CLEVELAND — On Friday, retail incubator Glenvillage opens its doors to the public for the very first time, with the goal of building wealth and bridging the gap.
The incubator created by the city of Cleveland aims to make a better land for small business owners by helping eliminate some of the barriers they face.
Sharia Livingston and her daughter Sha'Miah Richardson are co-founders of Living Rich - a clothing brand that sells unisex streetwear apparel.
"So your everyday wear like hats, hoodies, leggings, joggers, things like that,” Livingston said.
Since starting their business in 2015, the women have sold their clothing all over the city in pop-up shops, at festivals, and in kiosks inside Beachwood and Southpark malls. Now, the finishing touches are being put on their newest location - inside Glenvillage on E. 105th Street and Ashbury Avenue.
"I'm hoping that being in this space, we really, really grow,” Livingston said.
Glenvillage is a retail incubator inside the Glenville Circle North building.
Both were created through Mayor Frank Jackson’s Neighborhood Transformation Initiative - a program designed to make fair opportunities in three Cleveland neighborhoods - Glenville, Buckeye-Woodland, and Clark Fulton.
In addition to the retail tenants, the building will also have 65 apartment units and a co-working space called Cle-Works.
"This area of Glenville has unfortunately seen a lot of disinvestment. So through the mayor's initiative, we're trying to bring back the private investment so we're trying to kickstart the market,” Brianna Butler, the Program Manager of the City of Cleveland’s Department of Economic Development, said.
The city invested more than $17 million into Glenville Circle North, including a little more than $1.4 million for the Glenvillage space.
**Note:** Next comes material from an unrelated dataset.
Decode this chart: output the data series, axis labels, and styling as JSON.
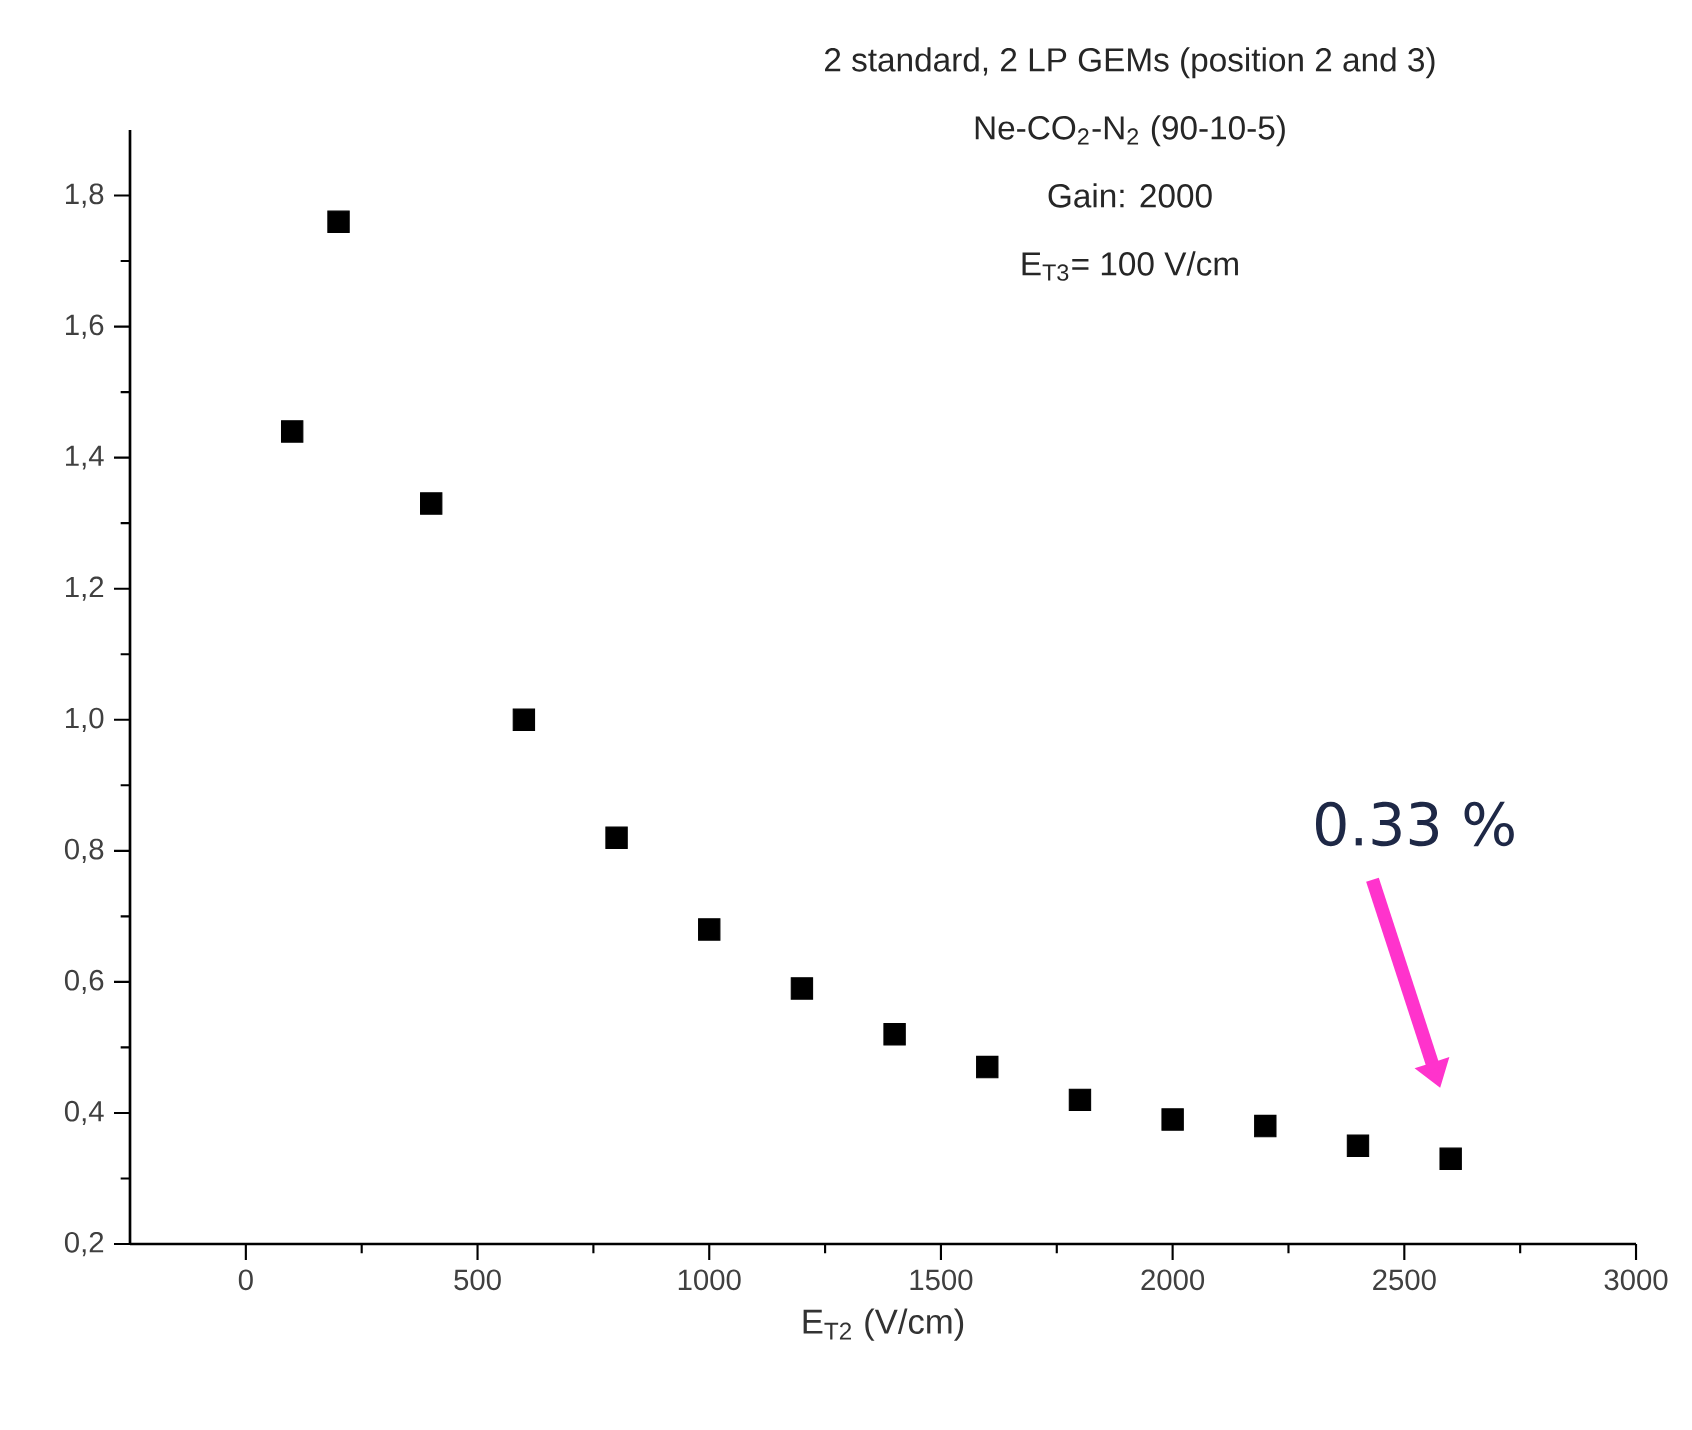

The city is also investing into the streets and park near the building.
"We were trying to eliminate the barriers that small businesses face when opening up a physical location, being bankable enough to secure a loan, trying to negotiate a lease, rental rates,” Butler said.
Potential tenants had to apply with 185 businesses, soon being whittled down to 30. After a pitch competition the final seven were chosen.
City officials say they wanted businesses with built-in followings to bring traffic to the space – businesses like Chef Eric Rogers’ gourmet sandwich shop Black Box Fix which is now its anchor tenant. Black Box Fix was chosen for its owners’ business experience.
"I think it's big, it's just showing a commitment that, you know, there's a void in the community, there's a need for this,” Rogers said.
Its filling a need for the community while offering the businesses the opportunity to see their brands grow alongside their neighbors.
"To actually have these other entrepreneurs in this space every single day, and the help and support that we'll be getting is like, a blessing to us,” Livingston said.
Glenvillage will host a ribbon cutting Friday from 11:30 a.m. to 1 p.m. Hours of operation vary per tenant, but the space will be open daily from 7 a.m. until 11 p.m.
Six of the tenants will be able to stay in Glenvillage for the next two years before rotating out to open up the space for new ones. The anchor tenant, Black Box Fix, will stay for five years.